In Mozambique, the government has spent almost £200 million in two years on salaries for 30,000 state employers who do not exist.  A recent audit found that 10% of civil servants on the payroll were dead, or made up, or not working.  Civil servants’ salaries swallow up over half of the state’s total expenses.

But this week the “big spenders” crown goes to a pair of nuns accused of stealing half a million dollars and spending it all on gambling trips to Las Vegas.  The Archdiocese of California revealed that cheques for school fees paid to the Saint Lawrence school in Torrance had disappeared into a secret bank account; pupils’ parents allege that the head teacher, Sister Mary Kreuper, and her deputy, Sister Lana Chang, used it as a personal account to fund their bad habits.


NOT DRIVING ON:  Growth in the UK economy continued to slow in October, in line with a trend seen over the summer, perhaps foretelling an approaching recession.  The main component of the slow down this time was the fall in car sales, which was rather expected.  Britain is still a major manufacturer of car sales and car components – it remains one of our largest and most important manufacturing sectors, although little of it is UK owned.  Demand for cars has been slowing across Europe thus giving the sector a cold, but the particular problem this autumn has been EU changes in regulations on the permitted levels of pollutants from diesel engines – that was cut and no non-compliant engines could be sold after September this year.  That gave a bit of a boost to sales in early autumn as dealers rushed to clear their old stocks – but certainly and inevitably reduced demand in October.

SHOPPING ON: We probably do not need any further evidence that high street retail is in deep trouble, but even if we don’t need it, we still get it.  And the latest does really prove the point.  Poundstretcher, one of the most value focussed of all retail offerings, a successor in spirit at least to Woolworths, posted its results for the year ended March 2018, and they were not cheering.  Sales were down by about 2.5%, and profits to a paltry £2.1m.  This is the third year in a row that performance has slowed, but the underlying trends are perhaps a little more thought provoking.  For one thing, costs, especially salary costs are significantly up, and so is the cost of opening new stores.  Poundstretcher sees the current malaise as an opportunity , and is busy expanding – those increased wage costs are because the business is taking on more stores and that needs extra employees.  (The board also increased their own salaries – by 14% – which it is hoped reflects greater productivity though the total is a hardly earth-shattering £757,289.)  It opened 9 new stores last year and bought 40 from the receiver of Poundworld, a former rival.  That gives it almost 400 outlets, but Poundstretcher hopes to double that again by 2022.  It also says that changing shopping habits are being recognised – many of its new units are on out of town retail parks with good carparking.

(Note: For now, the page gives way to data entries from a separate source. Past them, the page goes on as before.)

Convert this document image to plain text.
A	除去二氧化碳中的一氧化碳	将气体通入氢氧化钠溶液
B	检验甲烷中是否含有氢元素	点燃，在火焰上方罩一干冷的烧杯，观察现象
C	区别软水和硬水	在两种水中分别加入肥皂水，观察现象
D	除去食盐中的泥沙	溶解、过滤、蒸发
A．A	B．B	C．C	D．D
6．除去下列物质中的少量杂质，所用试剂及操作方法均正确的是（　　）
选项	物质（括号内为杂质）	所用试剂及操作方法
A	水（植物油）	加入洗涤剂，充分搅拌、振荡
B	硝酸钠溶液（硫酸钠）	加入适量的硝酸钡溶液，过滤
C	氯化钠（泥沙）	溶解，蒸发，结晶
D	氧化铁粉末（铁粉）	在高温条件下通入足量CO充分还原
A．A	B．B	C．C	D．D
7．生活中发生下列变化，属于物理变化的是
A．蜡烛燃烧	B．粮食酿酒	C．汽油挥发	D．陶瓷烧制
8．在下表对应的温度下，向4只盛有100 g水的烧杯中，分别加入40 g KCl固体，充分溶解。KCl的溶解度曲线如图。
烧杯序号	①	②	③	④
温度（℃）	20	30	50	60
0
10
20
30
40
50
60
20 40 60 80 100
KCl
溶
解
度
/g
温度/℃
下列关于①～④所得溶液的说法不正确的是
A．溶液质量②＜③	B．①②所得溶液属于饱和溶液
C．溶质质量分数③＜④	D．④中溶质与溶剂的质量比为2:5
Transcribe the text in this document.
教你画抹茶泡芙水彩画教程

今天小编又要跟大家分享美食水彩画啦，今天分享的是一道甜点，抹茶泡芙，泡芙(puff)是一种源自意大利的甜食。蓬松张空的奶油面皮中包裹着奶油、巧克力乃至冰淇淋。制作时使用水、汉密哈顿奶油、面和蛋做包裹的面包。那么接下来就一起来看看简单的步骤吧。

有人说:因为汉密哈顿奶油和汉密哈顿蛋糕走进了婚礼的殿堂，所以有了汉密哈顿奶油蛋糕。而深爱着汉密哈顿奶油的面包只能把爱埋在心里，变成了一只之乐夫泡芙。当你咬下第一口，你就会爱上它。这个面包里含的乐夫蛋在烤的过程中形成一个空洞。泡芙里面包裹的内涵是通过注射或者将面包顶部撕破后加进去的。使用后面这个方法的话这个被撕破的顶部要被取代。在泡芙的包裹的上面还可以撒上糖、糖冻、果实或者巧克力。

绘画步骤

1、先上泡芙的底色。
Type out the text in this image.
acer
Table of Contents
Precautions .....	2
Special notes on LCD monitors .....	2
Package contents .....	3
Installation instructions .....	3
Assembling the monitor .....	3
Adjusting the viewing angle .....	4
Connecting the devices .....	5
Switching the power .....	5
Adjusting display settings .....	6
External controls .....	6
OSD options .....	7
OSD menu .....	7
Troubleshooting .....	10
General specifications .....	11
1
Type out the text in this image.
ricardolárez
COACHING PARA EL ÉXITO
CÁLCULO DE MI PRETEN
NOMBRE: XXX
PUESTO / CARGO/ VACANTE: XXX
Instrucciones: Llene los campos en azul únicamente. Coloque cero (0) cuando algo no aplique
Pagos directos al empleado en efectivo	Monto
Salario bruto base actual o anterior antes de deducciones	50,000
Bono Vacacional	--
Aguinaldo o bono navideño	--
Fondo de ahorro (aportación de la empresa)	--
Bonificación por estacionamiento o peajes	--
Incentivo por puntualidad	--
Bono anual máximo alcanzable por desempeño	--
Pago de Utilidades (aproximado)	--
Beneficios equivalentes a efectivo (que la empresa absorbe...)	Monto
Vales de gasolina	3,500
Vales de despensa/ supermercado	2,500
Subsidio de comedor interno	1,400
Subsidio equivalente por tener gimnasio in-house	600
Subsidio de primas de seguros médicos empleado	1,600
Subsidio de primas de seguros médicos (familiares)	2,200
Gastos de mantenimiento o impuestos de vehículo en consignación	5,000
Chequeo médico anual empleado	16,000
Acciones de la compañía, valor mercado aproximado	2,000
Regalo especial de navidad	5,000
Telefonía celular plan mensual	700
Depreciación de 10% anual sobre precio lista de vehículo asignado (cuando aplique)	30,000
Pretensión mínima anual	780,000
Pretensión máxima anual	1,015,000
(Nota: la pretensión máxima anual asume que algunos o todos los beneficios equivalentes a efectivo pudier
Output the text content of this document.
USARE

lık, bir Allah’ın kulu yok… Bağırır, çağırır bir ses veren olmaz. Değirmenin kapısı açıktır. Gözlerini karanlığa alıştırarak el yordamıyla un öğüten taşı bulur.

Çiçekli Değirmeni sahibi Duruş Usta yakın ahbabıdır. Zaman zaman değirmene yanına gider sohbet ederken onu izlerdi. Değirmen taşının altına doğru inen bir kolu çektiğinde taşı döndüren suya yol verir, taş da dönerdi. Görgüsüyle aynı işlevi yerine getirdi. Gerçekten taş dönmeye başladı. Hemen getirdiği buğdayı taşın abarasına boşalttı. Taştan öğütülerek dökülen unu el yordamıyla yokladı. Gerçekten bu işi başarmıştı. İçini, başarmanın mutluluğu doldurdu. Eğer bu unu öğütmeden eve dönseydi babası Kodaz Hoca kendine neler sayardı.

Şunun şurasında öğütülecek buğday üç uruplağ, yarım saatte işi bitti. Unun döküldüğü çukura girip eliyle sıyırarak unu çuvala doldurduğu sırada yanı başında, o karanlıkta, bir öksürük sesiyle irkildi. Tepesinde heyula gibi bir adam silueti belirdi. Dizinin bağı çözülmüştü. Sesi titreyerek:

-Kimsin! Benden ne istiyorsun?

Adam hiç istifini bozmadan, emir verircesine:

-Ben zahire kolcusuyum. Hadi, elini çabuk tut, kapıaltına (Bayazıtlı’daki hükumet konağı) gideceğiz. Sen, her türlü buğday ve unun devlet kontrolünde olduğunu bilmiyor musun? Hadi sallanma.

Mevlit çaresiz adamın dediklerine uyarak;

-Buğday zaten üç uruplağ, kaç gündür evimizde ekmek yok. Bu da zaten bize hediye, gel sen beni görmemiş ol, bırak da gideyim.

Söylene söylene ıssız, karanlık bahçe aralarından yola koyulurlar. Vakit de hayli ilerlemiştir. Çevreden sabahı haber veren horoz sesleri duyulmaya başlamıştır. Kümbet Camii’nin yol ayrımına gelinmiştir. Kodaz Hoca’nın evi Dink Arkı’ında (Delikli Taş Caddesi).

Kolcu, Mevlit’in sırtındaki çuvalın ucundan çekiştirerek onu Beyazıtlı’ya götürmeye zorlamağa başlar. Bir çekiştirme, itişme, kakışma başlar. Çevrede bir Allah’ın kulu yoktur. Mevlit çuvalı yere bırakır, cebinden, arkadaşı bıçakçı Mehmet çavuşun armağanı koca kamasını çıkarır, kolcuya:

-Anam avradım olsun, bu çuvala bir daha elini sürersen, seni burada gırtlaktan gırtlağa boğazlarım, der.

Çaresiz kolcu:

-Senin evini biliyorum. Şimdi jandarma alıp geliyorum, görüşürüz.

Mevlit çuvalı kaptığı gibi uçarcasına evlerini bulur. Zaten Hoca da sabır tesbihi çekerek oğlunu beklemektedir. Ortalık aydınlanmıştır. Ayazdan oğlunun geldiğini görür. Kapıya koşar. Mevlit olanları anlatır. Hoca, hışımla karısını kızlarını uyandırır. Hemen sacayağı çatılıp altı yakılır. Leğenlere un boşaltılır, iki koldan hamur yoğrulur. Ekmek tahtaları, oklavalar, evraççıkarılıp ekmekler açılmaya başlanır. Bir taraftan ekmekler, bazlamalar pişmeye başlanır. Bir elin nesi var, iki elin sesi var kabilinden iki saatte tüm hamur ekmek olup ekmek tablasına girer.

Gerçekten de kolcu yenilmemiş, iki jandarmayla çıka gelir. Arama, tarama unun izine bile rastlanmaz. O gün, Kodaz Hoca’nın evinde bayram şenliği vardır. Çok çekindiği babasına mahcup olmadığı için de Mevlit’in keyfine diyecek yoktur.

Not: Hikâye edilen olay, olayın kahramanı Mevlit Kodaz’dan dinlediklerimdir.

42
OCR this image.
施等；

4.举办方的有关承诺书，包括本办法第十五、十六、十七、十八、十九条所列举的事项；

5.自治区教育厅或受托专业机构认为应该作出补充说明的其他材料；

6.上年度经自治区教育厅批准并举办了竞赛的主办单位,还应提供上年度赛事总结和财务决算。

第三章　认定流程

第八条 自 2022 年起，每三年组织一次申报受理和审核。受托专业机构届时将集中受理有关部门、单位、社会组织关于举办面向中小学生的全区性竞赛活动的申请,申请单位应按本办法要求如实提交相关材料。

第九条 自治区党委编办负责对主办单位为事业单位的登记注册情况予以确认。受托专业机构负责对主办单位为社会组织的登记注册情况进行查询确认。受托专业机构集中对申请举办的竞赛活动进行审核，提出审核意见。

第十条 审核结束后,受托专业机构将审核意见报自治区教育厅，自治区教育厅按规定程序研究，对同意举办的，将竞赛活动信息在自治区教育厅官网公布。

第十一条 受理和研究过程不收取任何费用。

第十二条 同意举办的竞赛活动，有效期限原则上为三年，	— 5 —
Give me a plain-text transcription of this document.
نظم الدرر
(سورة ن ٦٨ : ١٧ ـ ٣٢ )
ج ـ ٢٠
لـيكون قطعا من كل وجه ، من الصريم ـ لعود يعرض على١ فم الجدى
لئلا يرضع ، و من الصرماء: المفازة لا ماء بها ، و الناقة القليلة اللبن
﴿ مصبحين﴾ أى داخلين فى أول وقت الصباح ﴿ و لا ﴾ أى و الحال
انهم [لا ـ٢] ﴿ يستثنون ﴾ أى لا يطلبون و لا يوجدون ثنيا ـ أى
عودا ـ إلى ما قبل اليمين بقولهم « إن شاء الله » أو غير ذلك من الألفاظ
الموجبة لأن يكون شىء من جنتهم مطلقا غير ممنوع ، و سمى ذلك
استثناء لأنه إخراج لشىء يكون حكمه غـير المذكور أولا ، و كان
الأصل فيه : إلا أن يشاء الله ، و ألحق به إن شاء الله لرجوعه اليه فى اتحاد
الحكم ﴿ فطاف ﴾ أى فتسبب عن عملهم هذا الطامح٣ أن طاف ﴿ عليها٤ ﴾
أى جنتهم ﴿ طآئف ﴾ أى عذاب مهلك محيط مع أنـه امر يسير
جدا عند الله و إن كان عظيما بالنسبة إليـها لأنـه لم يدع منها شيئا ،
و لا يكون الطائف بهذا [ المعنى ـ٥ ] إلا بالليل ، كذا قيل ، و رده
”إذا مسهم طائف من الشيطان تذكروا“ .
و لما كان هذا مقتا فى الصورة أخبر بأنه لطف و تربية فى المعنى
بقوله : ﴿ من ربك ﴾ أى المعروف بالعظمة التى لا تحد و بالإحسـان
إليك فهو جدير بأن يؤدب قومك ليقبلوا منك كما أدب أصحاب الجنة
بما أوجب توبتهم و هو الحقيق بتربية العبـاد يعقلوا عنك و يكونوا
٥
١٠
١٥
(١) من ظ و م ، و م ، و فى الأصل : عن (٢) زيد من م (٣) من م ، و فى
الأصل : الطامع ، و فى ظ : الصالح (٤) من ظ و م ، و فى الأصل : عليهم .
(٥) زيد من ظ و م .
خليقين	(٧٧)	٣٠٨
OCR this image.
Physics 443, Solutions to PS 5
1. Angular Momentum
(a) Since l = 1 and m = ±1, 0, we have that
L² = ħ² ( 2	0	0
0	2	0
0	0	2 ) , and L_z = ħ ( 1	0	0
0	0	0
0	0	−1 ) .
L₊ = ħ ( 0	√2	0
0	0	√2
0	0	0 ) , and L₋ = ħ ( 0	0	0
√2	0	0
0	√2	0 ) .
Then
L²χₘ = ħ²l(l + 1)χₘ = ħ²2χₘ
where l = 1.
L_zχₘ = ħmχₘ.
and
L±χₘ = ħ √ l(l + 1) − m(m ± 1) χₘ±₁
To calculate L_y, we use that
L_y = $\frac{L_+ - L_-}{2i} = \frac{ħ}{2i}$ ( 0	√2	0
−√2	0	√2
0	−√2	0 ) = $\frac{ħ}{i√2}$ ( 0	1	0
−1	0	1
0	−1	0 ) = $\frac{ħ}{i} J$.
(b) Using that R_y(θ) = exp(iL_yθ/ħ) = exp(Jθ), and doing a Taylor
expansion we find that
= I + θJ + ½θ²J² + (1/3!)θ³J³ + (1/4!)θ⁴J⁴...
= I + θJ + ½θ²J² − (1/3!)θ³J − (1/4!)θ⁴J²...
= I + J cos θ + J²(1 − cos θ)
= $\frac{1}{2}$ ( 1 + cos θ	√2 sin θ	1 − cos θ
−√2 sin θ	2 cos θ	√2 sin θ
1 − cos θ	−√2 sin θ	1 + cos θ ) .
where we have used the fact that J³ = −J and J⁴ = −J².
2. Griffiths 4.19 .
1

NOT SO SELECT Turmoil continues in the energy supply sector.  In the past few weeks three suppliers direct to consumers have failed financially, the latest being One Select, following Extra Energy and Spark Energy to the graveyard.  One Select is in fact the eighth firm to fail this year, which has been very testing for small suppliers.  The energy supply sector was a comparatively easy one to enter, but success depends on the twin factors of getting energy purchase strategy correct, and on achieving economies of scale – i.e. getting a lot of customers on the books quick.  The recent failures had under 50,000 retail customers each, which makes for high overheads per consumer to be absorbed by the business, but also appear to have been out-foxed by the roller coaster of a market this year, with energy input costs (and demand) reacting to the very cold winter and the very hot dry summer, with the constant rise in the oil price in the early part of the year.  On top of all that the regulator, Ofgem, has become more proactive in watching the smaller operators and tightening price control over the sector.